Apology over maternity unit 'closure' at Glasgow hospital
A hospital has apologised after women in labour were refused admission to a Glasgow maternity unit because of overcrowding.
NHS Greater Glasgow and Clyde said the issue affected five women who presented at the Queen Elizabeth University Hospital (QEUH) on Thursday.
The women were either diverted to other hospitals or had their planned procedures delayed.
The health board blamed a higher than normal level of admissions.
They also said that a number of women and babies within the unit at QEUH had experienced complications.
The Royal College of Midwives in Scotland said they were working with management at the hospital to ensure there were an adequate number of midwives.
'Peaks in demand'
A spokeswoman for the health authority said the maternity unit had been closed to new admissions between 09:00 and 15:00 on Thursday.
She said the divert order had now been lifted and the hospital had returned to normal service.
She added: "We have an arrangement where we use our three maternities to manage peaks in demand across NHS Greater Glasgow and Clyde.
"The divert - to the nearby Royal Alexandra Hospital and the Princess Royal Maternity - was put in place due to a high number of admissions to the QEUH and a number of women and babies developing complications.
"We arranged for three women to be admitted to other maternity hospitals in our area and a further two women had their planned procedures safely deferred for a matter of hours.
"Patient safety was maintained at all times. We would like to apologise to anyone to whom this caused any distress."
The health authority is currently consulting on plans to save about £69m on its budget in the coming year.
Mary Ross Davie, director of the Royal College of Midwives in Scotland, acknowledged the unit had faced pressure in recent month but denied the issue was related to a reduction in the number of beds available.

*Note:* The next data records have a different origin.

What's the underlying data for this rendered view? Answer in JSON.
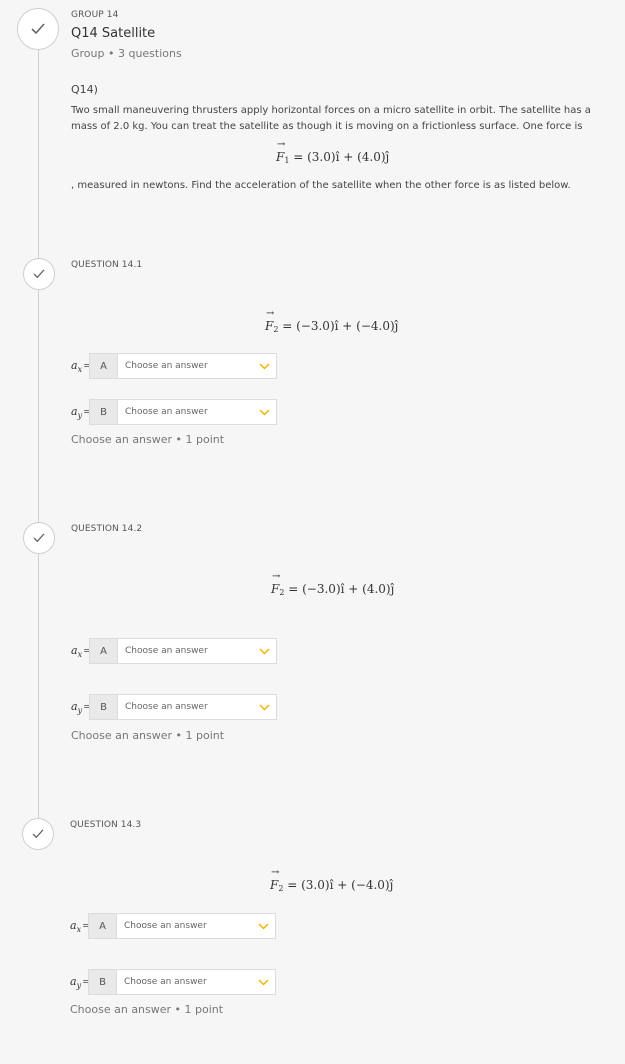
{
  "group": {
    "kicker": "GROUP 14",
    "title": "Q14 Satellite",
    "meta": "Group • 3 questions",
    "qnum": "Q14)",
    "prompt": "Two small maneuvering thrusters apply horizontal forces on a micro satellite in orbit. The satellite has a mass of 2.0 kg. You can treat the satellite as though it is moving on a frictionless surface. One force is",
    "formula_tail": "= (3.0)î + (4.0)ĵ",
    "prompt_after": ", measured in newtons. Find the acceleration of the satellite when the other force is as listed below."
  },
  "questions": [
    {
      "label": "QUESTION 14.1",
      "formula_tail": "= (−3.0)î + (−4.0)ĵ",
      "rows": [
        {
          "var": "a",
          "sub": "x",
          "eq": "=",
          "letter": "A",
          "placeholder": "Choose an answer"
        },
        {
          "var": "a",
          "sub": "y",
          "eq": "=",
          "letter": "B",
          "placeholder": "Choose an answer"
        }
      ],
      "points": "Choose an answer • 1 point"
    },
    {
      "label": "QUESTION 14.2",
      "formula_tail": "= (−3.0)î + (4.0)ĵ",
      "rows": [
        {
          "var": "a",
          "sub": "x",
          "eq": "=",
          "letter": "A",
          "placeholder": "Choose an answer"
        },
        {
          "var": "a",
          "sub": "y",
          "eq": "=",
          "letter": "B",
          "placeholder": "Choose an answer"
        }
      ],
      "points": "Choose an answer • 1 point"
    },
    {
      "label": "QUESTION 14.3",
      "formula_tail": "= (3.0)î + (−4.0)ĵ",
      "rows": [
        {
          "var": "a",
          "sub": "x",
          "eq": "=",
          "letter": "A",
          "placeholder": "Choose an answer"
        },
        {
          "var": "a",
          "sub": "y",
          "eq": "=",
          "letter": "B",
          "placeholder": "Choose an answer"
        }
      ],
      "points": "Choose an answer • 1 point"
    }
  ],
  "math": {
    "force_symbol": "F",
    "force_sub_1": "1",
    "force_sub_2": "2"
  },
  "icons": {
    "check": "checkmark-icon",
    "chevron": "chevron-down-icon"
  },
  "colors": {
    "chevron": "#f0b400",
    "check": "#666666",
    "timeline": "#cfcfcf"
  }
}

She said: "We have been aware of pressure in Queen Elizabeth University Hospital. It seems particularly to have arisen as a result of the number of births that have been taking place in the past few months.
"These increases in demand and activity have been putting pressure on the system.
"We are actively working with management at the hospital to make sure we have a safe level of midwives within the unit."
However, Ms Davie said it was right that the hospital had apologised to the women affected.
She added: "It is difficult and distressing for a woman who has a birth plan and is expecting to have her baby under certain circumstances only to be told at the last minute that things will be different, so it is appropriate that the health board has apologised."